太后没有来,皇帝显然没什么兴致,差不多就散了,裴折玉又送谈轻回皇子所,磨蹭到天黑,宫门快下钥了,才跟谈轻分开出宫。

裴折玉走时谈轻还怪舍不得的,让他见一面又不让他跟裴折玉回宫,这不是纯折磨人吗?

他想来想去都睡不着,起来又吃了裴折玉带进来的一些零嘴,后半夜才睡下,这也导致他第二天起晚了,匆忙赶去太后宫里的佛堂抄经书,郭嬷嬷见了他板起脸很不满意。

谈轻也没辩解什么,老老实实抄完两个时辰经书,才得到太后召见,顺道让他将这两天抄好的经书整理好带过去。谈轻这才得以进去太后寝宫的正殿,一进去就见到了摆在殿中开得正艳的浅青色牡丹。

谈轻余光瞥了一眼,带上向圆过去给太后请安。

今日太后精神不错,程若蝶正在身侧伺候她用茶,见到谈轻,太后忙中抽空点了下头。

“起来吧。”

她一招手,郭嬷嬷便将厚厚一叠宣纸递过去,太后翻了几页,才看谈轻一眼,勉强满意。

“还算工整,就是抄得慢了。”

谈轻悄悄揉了揉酸软的右手,低头说:“谢太后娘娘夸奖,谈轻怕写得不好,便慢慢来。”

太后摆手让郭嬷嬷拿走经书,勾了勾嘴角,“是怕写不好,还是不想抄,哀家心里清楚。好了,昨日你让人送回来的牡丹哀家看见了,花开得很好,隐王妃想要什么赏赐?”

原来今天让他来是给赏的?

谈轻暗松口气,抬眼看向太后,几乎没怎么想就问太后:“那,我可以去见宁王一面吗?”

太后收起了面上慈和的笑容,沉声道:“隐王妃。
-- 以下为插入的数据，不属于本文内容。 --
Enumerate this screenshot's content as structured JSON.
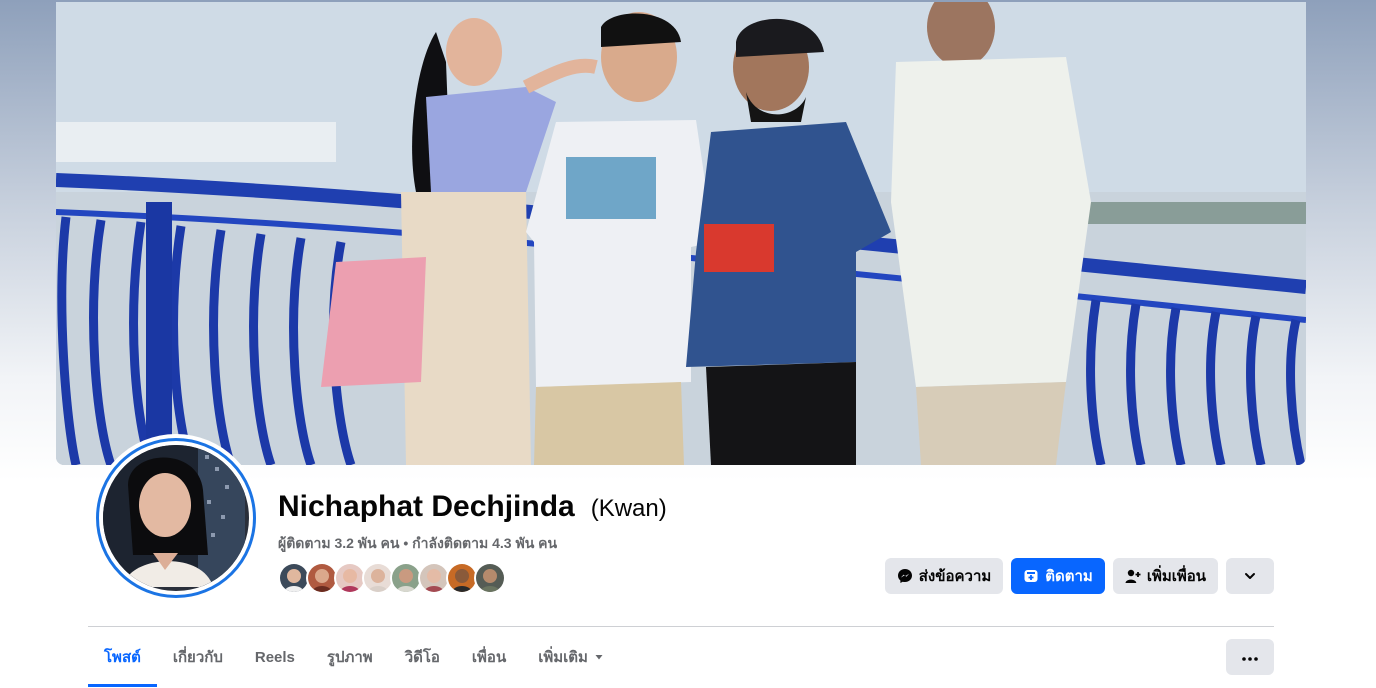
{
  "profile": {
    "name": "Nichaphat Dechjinda",
    "alt_name": "(Kwan)",
    "stats": "ผู้ติดตาม 3.2 พัน คน • กำลังติดตาม 4.3 พัน คน"
  },
  "actions": {
    "message_label": "ส่งข้อความ",
    "follow_label": "ติดตาม",
    "add_friend_label": "เพิ่มเพื่อน"
  },
  "tabs": [
    {
      "label": "โพสต์",
      "active": true
    },
    {
      "label": "เกี่ยวกับ"
    },
    {
      "label": "Reels"
    },
    {
      "label": "รูปภาพ"
    },
    {
      "label": "วิดีโอ"
    },
    {
      "label": "เพื่อน"
    },
    {
      "label": "เพิ่มเติม"
    }
  ],
  "colors": {
    "accent": "#0866ff",
    "avatar_ring": "#1b74e4",
    "secondary_text": "#65676b",
    "button_gray": "#e4e6eb"
  },
  "icons": [
    "messenger-icon",
    "follow-icon",
    "add-friend-icon",
    "chevron-down-icon",
    "more-dots-icon",
    "caret-down-icon"
  ]
}
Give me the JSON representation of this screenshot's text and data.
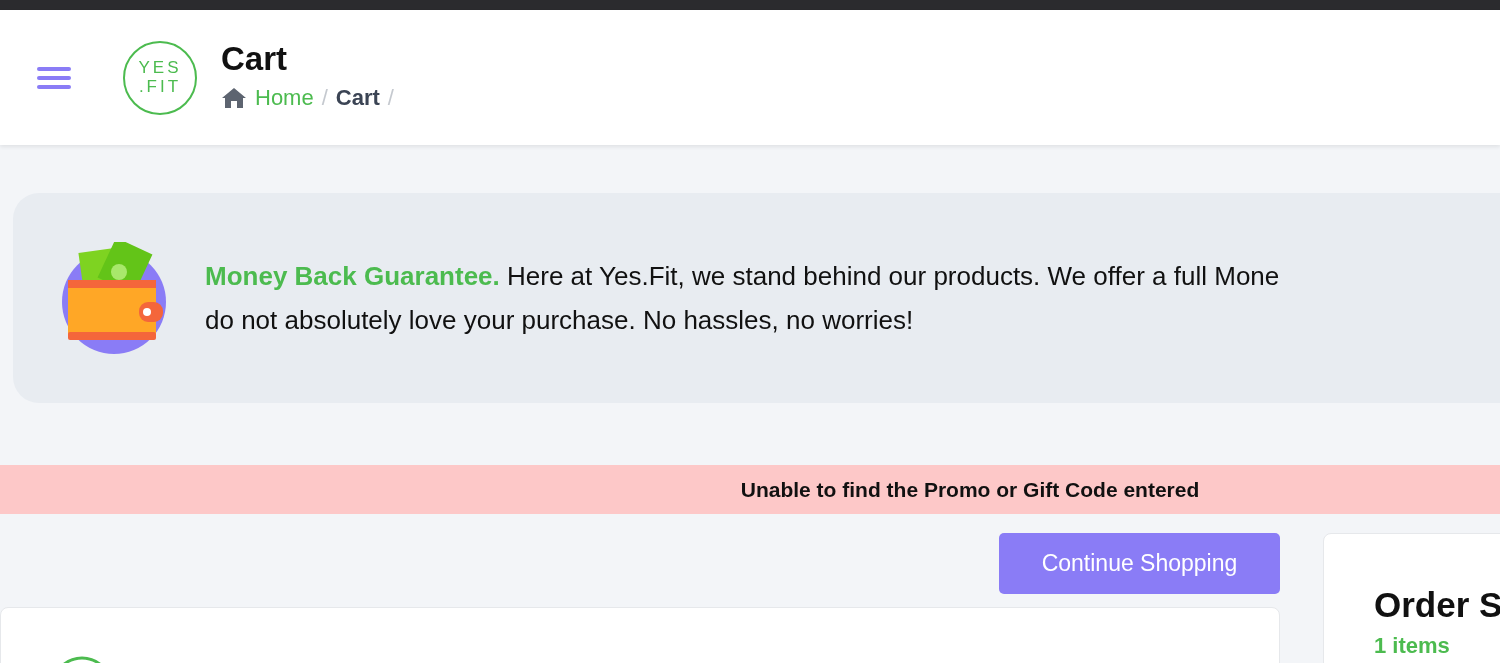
{
  "header": {
    "logo": {
      "line_1": "YES",
      "line_2": ".FIT"
    },
    "title": "Cart",
    "breadcrumb": [
      {
        "label": "Home",
        "kind": "link",
        "separator": "/"
      },
      {
        "label": "Cart",
        "kind": "current",
        "separator": "/"
      }
    ]
  },
  "guarantee": {
    "lines": [
      "**Money Back Guarantee.** Here at Yes.Fit, we stand behind our products. We offer a full Mone",
      "do not absolutely love your purchase. No hassles, no worries!"
    ]
  },
  "alert": {
    "message": "Unable to find the Promo or Gift Code entered"
  },
  "continue_button": "Continue Shopping",
  "order_summary": {
    "title": "Order S",
    "count": "1 items"
  }
}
”

谈轻就知道这事没商量了,遂低头认错,“不能去就不去了,我不该让太后娘娘为难的。”

太后面色僵了僵,搁下茶盏道:“听闻你常与人说你不大会说话,哀家本以为是托词,如今才知道你说的是实话。隐王妃,你与哀家说说你为何要见宁王,而不是见老七?”

谈轻惊喜道:“可以见裴折玉?那我可以都要吗?”

太后皮笑肉不笑,“你觉得呢?”

谈轻讪讪地收敛起笑容,垂头道:“我昨日才见过裴折玉,他挺好的。但是我们都很久没有见过宁王了,宁王之前一直很照顾我们,我们也很担心他。裴折玉是个很重情的人,宁王对他好他会一直记得,宁王若出事要他不管不顾,他会后悔一辈子的。”